Real part of Z_f (Eq. 4) is given by

$$\mathrm{Re}\ Z_f = \frac{R_{\mathrm{ct}}}{1+4\pi^2\ f^2\ R_{\mathrm{ct}}^2\ C_{\mathrm{dl}}^2} + \frac{4\pi^2\ f^2\ L^2\ R}{4\pi^2\ f^2\ L^2\ R^2} + R_\Omega \tag{7}$$

This value depends of L and R.

Fig. 10: High frequency equivalent circuit of a faradaic impedance taking account of a (R/L) circuit in series.

Figure 11 shows the Nyquist impedance diagrams obtained for the system R+(R/L)+(R/C). Note that different shapes for the Nyquist impedance diagrams can be obtained [5]. These kinds of Nyquist diagrams could be obtained with some batteries. An example of lead acid battery Nyquist diagrams can be found in the reference [6] or in Figure 12 for a LiFePO₄ battery.

Figure 11: Nyquist impedance diagrams for the R+(R/L)+(R/C) circuit (Fig. 11, (Eq. 4)). R_Ω = 0.2 Ω; R_ct = 0.5 Ω, R = 2 Ω; C_dl = 10^-4 F, L = 10^-7, 2 x 10^-6; 5 x 10^-6, 1.3 x 10^-5; 2.3 x 10^-5 (H). The line thickness increases with increasing L. Dots: minima of the real part of the impedance.

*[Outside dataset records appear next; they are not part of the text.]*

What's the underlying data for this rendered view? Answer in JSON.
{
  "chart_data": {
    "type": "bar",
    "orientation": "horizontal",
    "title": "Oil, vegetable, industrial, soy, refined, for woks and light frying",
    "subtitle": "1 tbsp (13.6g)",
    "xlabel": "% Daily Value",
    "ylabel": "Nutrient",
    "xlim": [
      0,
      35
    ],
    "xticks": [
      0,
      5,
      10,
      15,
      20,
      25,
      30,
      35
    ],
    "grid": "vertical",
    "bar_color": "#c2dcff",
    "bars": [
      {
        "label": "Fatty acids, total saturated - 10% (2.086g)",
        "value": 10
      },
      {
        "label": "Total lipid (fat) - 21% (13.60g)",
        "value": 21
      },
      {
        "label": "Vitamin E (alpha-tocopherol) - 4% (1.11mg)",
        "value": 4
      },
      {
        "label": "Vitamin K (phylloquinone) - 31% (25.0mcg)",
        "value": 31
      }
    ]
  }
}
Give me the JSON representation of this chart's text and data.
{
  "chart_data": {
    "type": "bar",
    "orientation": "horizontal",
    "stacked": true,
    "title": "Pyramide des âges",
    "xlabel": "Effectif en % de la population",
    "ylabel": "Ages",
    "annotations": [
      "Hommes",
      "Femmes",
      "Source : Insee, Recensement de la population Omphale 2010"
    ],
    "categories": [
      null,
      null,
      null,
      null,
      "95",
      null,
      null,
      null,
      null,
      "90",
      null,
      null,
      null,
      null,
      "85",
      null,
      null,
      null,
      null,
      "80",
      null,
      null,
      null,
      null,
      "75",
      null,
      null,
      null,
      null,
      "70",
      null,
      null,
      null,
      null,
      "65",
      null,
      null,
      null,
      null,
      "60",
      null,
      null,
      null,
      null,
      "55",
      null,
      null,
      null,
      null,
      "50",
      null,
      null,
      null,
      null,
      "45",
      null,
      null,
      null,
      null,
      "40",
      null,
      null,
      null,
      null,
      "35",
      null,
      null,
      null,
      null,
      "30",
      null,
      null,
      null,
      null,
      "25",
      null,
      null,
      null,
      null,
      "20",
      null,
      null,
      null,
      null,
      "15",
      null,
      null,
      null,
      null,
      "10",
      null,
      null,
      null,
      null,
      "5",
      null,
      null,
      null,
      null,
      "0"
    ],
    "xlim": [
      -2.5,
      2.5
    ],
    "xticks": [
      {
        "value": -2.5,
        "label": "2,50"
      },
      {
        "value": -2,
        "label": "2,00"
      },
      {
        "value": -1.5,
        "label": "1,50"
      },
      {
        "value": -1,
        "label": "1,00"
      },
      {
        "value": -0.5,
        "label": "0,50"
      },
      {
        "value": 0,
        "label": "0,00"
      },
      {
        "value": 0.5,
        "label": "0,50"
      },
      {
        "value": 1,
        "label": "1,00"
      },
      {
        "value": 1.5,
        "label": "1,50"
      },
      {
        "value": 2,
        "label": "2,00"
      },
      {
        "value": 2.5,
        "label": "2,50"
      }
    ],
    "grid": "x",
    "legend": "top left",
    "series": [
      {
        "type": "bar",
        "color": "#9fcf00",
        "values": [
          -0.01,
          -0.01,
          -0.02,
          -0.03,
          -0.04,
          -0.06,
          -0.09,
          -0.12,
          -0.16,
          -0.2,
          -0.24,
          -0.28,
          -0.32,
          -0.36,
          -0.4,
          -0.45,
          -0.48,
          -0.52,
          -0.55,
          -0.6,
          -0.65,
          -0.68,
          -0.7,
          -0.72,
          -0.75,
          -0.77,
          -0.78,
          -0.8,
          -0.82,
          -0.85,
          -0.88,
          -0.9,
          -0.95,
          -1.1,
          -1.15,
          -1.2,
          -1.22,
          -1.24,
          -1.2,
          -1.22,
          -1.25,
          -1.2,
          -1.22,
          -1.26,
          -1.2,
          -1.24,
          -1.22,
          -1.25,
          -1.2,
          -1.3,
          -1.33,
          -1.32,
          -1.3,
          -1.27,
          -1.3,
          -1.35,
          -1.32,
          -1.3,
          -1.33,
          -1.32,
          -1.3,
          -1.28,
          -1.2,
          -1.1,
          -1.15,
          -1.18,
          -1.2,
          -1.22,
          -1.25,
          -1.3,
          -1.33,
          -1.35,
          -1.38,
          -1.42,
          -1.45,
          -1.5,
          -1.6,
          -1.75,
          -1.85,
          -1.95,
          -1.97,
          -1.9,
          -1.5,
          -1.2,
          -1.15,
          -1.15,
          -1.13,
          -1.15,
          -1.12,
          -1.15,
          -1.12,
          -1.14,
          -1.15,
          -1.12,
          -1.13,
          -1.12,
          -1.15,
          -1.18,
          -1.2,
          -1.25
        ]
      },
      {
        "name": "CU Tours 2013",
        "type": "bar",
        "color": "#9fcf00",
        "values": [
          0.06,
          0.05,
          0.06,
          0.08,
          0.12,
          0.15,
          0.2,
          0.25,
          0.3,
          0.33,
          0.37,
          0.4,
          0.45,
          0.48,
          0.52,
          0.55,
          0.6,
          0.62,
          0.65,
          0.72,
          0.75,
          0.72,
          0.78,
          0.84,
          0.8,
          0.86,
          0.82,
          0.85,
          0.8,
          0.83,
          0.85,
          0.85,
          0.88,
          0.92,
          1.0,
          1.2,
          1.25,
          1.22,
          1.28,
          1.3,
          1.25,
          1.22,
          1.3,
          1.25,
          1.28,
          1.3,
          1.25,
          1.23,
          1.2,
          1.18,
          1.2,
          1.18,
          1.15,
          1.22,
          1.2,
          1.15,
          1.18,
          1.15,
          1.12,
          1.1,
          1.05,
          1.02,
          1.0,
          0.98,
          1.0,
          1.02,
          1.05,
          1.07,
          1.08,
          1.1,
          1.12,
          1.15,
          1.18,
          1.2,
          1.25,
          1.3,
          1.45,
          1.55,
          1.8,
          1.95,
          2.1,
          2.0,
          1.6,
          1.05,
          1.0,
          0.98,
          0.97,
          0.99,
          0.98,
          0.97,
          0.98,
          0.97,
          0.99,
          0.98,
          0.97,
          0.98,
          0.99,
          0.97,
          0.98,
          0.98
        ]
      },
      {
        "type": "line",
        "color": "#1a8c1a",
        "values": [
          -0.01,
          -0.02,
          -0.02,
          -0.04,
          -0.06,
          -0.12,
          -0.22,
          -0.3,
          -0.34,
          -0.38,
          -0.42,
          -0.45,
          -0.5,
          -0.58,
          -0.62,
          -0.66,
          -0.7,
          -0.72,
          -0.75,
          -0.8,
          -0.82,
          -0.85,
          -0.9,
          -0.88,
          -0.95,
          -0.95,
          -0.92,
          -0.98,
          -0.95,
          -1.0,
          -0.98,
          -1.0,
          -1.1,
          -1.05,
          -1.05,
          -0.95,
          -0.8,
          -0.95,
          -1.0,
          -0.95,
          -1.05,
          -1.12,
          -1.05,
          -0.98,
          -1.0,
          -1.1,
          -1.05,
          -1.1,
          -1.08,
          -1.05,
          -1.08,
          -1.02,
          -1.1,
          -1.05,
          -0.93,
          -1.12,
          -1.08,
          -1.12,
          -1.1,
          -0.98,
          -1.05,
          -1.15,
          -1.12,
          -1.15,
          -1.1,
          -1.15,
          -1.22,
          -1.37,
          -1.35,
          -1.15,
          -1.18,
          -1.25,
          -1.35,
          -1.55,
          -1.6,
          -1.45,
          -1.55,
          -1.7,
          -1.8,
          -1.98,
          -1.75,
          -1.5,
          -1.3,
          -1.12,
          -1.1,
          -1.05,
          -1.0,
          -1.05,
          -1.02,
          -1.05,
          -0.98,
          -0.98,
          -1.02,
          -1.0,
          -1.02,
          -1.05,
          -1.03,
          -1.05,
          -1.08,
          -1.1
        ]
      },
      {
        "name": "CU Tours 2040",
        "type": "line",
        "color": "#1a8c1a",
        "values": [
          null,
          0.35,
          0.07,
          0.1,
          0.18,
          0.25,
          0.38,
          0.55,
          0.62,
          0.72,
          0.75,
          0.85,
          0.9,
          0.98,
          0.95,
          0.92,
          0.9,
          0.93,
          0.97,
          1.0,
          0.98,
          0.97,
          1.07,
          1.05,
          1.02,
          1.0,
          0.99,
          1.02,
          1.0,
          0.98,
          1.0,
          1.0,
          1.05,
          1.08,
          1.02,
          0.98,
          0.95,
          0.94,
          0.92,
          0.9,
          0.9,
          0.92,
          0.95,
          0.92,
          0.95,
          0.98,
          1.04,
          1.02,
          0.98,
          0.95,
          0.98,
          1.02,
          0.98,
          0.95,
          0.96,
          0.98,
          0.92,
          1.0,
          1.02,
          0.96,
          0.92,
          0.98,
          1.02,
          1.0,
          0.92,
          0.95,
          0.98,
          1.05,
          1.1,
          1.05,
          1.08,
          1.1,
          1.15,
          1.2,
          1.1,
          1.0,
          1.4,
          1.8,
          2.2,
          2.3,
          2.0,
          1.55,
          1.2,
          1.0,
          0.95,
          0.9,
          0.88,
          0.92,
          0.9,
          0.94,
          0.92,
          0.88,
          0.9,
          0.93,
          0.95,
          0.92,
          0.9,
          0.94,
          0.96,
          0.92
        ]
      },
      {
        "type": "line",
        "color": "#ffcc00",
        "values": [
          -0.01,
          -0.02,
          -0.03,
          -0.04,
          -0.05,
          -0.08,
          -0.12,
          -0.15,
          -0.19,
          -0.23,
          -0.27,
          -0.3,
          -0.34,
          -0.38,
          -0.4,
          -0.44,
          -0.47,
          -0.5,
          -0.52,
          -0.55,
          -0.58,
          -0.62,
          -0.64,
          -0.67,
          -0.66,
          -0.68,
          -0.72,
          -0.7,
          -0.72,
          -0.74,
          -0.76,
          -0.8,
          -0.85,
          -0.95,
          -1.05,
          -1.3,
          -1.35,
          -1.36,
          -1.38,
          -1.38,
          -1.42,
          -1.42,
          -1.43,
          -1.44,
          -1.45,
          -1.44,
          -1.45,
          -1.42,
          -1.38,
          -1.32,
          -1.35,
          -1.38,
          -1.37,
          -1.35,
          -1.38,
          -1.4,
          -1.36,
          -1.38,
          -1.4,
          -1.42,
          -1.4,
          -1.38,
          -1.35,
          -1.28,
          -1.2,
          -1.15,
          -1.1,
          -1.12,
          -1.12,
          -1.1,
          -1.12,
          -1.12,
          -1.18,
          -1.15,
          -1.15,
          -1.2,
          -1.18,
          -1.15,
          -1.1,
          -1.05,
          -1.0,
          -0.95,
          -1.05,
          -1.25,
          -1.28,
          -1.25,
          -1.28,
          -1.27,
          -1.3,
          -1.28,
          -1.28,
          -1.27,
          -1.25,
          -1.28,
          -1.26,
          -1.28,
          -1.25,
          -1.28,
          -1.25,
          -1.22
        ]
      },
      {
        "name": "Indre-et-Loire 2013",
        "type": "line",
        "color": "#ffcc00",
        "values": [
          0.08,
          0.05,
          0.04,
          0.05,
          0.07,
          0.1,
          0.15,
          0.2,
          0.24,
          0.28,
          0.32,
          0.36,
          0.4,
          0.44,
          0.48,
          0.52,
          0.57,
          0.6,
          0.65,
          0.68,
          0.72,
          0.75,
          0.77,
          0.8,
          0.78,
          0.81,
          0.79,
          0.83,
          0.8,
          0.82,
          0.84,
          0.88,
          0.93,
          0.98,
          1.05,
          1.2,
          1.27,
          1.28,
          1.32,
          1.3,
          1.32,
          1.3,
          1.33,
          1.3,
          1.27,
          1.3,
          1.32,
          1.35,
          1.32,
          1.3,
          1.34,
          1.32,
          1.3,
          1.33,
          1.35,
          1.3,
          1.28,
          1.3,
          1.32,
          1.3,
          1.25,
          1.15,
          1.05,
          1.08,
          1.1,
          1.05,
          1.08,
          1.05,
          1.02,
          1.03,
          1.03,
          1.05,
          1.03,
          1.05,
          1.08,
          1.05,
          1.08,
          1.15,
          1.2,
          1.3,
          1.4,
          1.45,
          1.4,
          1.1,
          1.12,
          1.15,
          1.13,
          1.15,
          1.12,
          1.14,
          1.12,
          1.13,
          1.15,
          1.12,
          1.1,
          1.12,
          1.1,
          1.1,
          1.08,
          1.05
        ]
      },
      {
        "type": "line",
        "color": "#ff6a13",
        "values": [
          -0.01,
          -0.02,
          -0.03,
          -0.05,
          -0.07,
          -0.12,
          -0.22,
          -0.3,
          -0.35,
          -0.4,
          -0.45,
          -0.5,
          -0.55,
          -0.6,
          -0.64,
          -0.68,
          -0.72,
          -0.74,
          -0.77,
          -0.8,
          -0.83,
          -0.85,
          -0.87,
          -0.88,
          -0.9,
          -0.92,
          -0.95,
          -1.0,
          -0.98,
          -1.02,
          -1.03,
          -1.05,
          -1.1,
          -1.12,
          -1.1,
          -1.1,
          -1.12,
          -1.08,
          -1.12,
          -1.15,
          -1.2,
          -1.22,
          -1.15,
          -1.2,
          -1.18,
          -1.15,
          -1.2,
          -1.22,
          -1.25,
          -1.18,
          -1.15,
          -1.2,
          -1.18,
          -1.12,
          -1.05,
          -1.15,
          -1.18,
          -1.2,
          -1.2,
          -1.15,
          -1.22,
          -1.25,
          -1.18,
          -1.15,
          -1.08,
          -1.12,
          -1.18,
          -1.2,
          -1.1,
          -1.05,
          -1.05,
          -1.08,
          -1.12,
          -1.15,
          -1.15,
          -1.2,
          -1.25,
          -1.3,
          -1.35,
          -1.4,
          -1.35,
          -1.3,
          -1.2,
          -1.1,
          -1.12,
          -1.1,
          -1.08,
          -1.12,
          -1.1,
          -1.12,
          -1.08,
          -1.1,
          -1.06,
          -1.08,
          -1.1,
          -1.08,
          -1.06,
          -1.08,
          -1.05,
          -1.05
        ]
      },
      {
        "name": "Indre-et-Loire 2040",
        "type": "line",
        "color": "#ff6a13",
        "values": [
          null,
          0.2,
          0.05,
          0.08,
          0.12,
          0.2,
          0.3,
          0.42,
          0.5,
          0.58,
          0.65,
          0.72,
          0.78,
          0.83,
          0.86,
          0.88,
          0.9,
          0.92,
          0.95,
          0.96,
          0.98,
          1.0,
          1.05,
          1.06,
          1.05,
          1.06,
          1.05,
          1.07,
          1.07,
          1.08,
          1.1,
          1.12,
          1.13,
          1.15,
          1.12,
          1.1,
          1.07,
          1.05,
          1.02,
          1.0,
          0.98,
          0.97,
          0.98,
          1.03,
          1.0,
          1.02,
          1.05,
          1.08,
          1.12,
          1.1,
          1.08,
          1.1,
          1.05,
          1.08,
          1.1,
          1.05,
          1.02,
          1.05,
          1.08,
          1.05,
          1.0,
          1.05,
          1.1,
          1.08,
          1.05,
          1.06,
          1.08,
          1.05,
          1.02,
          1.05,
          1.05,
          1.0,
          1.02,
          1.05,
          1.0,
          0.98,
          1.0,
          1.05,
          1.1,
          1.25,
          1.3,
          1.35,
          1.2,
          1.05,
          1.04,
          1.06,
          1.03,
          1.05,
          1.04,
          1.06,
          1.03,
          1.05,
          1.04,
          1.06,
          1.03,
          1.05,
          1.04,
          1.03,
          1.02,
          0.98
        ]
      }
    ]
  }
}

As previously, it is possible for the reader to obtain the curves displayed on Figure 11 with ZSim tool (EC-Lab^® software) or with the equivalent circuit library of the BioLogic website [5].

Figure 12: Nyquist diagram and ZFit analysis obtained on LiFePO₄ batteries.

Changes of the relative error measurement on R_Ω are presented in Figure 13. This relative error doesn’t decrease monotonously when the frequency increases. In this case, the minimum of the relative error is obtained for the frequency corresponding to the impedance real part minimum, i.e. frequencies indicated by dots on the Figure 11.

Figure 13: Change of the relative error measurement of R_Ω with frequency. The parameters values are the same than those used in Figure 11. Dots: minima of the measurement relative error of R_Ω.